Hi Denise and John: 72 year old retired priest --- after going through all the 'magic bullet' treatments on 9/11/10 I said goodbye to my cancerous bladder and prostate --- people on here helped me get through it and still help now and then --- I got mad at my Boss Upstairs --- when all was said and done the strength to continue to continue was given. Hang on and you are not alone! Herb†
Age 72 had radical 9/11/10 have conduit everything is fine, grateful to be a cancer survivor. Lost Dad and Brother to Cancer both in their 50's.
JohnandDenise, Sorry you have a need for this site but glad you found it. I know that right now the cancer is all consuming to the both of you. If you post, read and search this site enough you will find not only comfort here, but also a road map for the journey you are both undertaking. As for post-bladder removal, yes I like many on this site have been there. I'm 64yrs old, about 18 months post neo. The surgery is tough, with a few months of uncomfortable recovery. That said, my life is completely back to normal. So the surgery is doable, but you're not there yet. You need to get all the info you can on the diagnosis, and get a second opinion. Whatever direction you choose to go there will be people on this site that have already been there and can help you.
Wishing you both the best.
As Pat said, MSK is the place to go. This is not a cancer you can mess around with so getting to the best is important.
Many, many of us here have had our bladders out. It's scary before you get it done.
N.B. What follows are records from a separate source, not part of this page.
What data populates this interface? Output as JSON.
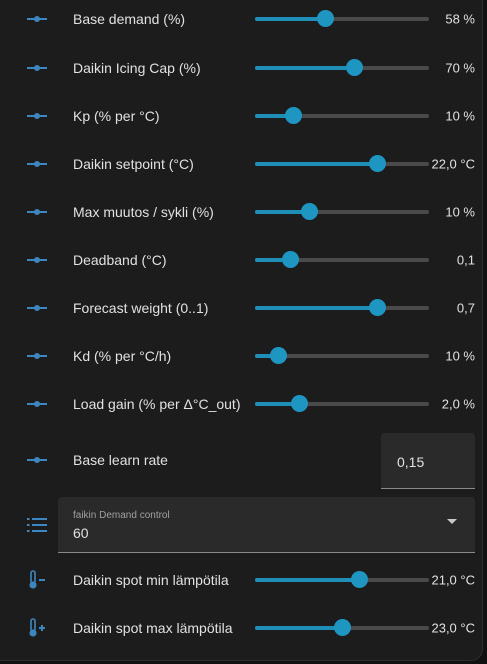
{
  "colors": {
    "accent": "#1f95c2",
    "icon": "#3d87c0",
    "background": "#1c1c1c"
  },
  "sliders": [
    {
      "id": "base-demand",
      "label": "Base demand (%)",
      "value": "58 %",
      "fraction": 0.4,
      "icon": "slider-icon"
    },
    {
      "id": "daikin-icing-cap",
      "label": "Daikin Icing Cap (%)",
      "value": "70 %",
      "fraction": 0.57,
      "icon": "slider-icon"
    },
    {
      "id": "kp",
      "label": "Kp (% per °C)",
      "value": "10 %",
      "fraction": 0.22,
      "icon": "slider-icon"
    },
    {
      "id": "daikin-setpoint",
      "label": "Daikin setpoint (°C)",
      "value": "22,0 °C",
      "fraction": 0.7,
      "icon": "slider-icon"
    },
    {
      "id": "max-muutos",
      "label": "Max muutos / sykli (%)",
      "value": "10 %",
      "fraction": 0.31,
      "icon": "slider-icon"
    },
    {
      "id": "deadband",
      "label": "Deadband (°C)",
      "value": "0,1",
      "fraction": 0.2,
      "icon": "slider-icon"
    },
    {
      "id": "forecast-weight",
      "label": "Forecast weight (0..1)",
      "value": "0,7",
      "fraction": 0.7,
      "icon": "slider-icon"
    },
    {
      "id": "kd",
      "label": "Kd (% per °C/h)",
      "value": "10 %",
      "fraction": 0.13,
      "icon": "slider-icon"
    },
    {
      "id": "load-gain",
      "label": "Load gain (% per Δ°C_out)",
      "value": "2,0 %",
      "fraction": 0.25,
      "icon": "slider-icon"
    }
  ],
  "base_learn_rate": {
    "label": "Base learn rate",
    "value": "0,15",
    "icon": "slider-icon"
  },
  "demand_control": {
    "label": "faikin Demand control",
    "value": "60",
    "icon": "format-list-icon"
  },
  "spot_sliders": [
    {
      "id": "spot-min",
      "label": "Daikin spot min lämpötila",
      "value": "21,0 °C",
      "fraction": 0.6,
      "icon": "thermometer-minus-icon"
    },
    {
      "id": "spot-max",
      "label": "Daikin spot max lämpötila",
      "value": "23,0 °C",
      "fraction": 0.5,
      "icon": "thermometer-plus-icon"
    }
  ]
}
Afterwards, not so much.
I have a neobladder (new bladder made from a segment of my intestine) and have been cancer free for a little over two and half years now. There are alternatives for diversions (e.g. Indiana Pouch and Ileal Conduit). There are many others who had their bladders out much longer.
Some post here at this site and others have just put the whole bladder cancer thing behind them and they are doing just fine as well.
While very scary, it is not the end of the world and there isn't anything he can't do without a bladder than he can do now. My quality of life has actually improved because I had prostate problems before that kept me from sleeping and kept me running to the bathroom way too often. Not a problem now.
Yale is the only NCI designated center in Conn and i wonder how much bladder cancer they see? Here's one recommendation to at least ask
Personally i would get myself to Memorial Sloan in NYC where they have about 8 specialists in bladder cancer who do an average of 80 cystectomys a year if that is indeed recommended. This would be a very good place for a second opinion.
Drs. Herr, Bochner...two of the best. Just hit their name and their bio will come up..
8 years 7 months ago - 8 years 7 months ago#37823by CatherineH
Hello Denise and John... Welcome to the site and I am so sorry about your husband's diagnosis. The first few days after hearing that you have bladder cancer of any kind feels like a hard punch in the stomach and leaves you stunned. It sounds like your husband's was caught in the early stages from what you have said which is a positive. Bladder cancer is very treatable, and the earlier treatment gets started, all the better for the patient.
I think most first discussions with a urologist about bladder cancer include the possibility of a cystectomy (bladder removal). In some cases, it may be the best option to rid the body of a high grade cancer. My tumor did not require bladder removal, so I can't address questions you have about that.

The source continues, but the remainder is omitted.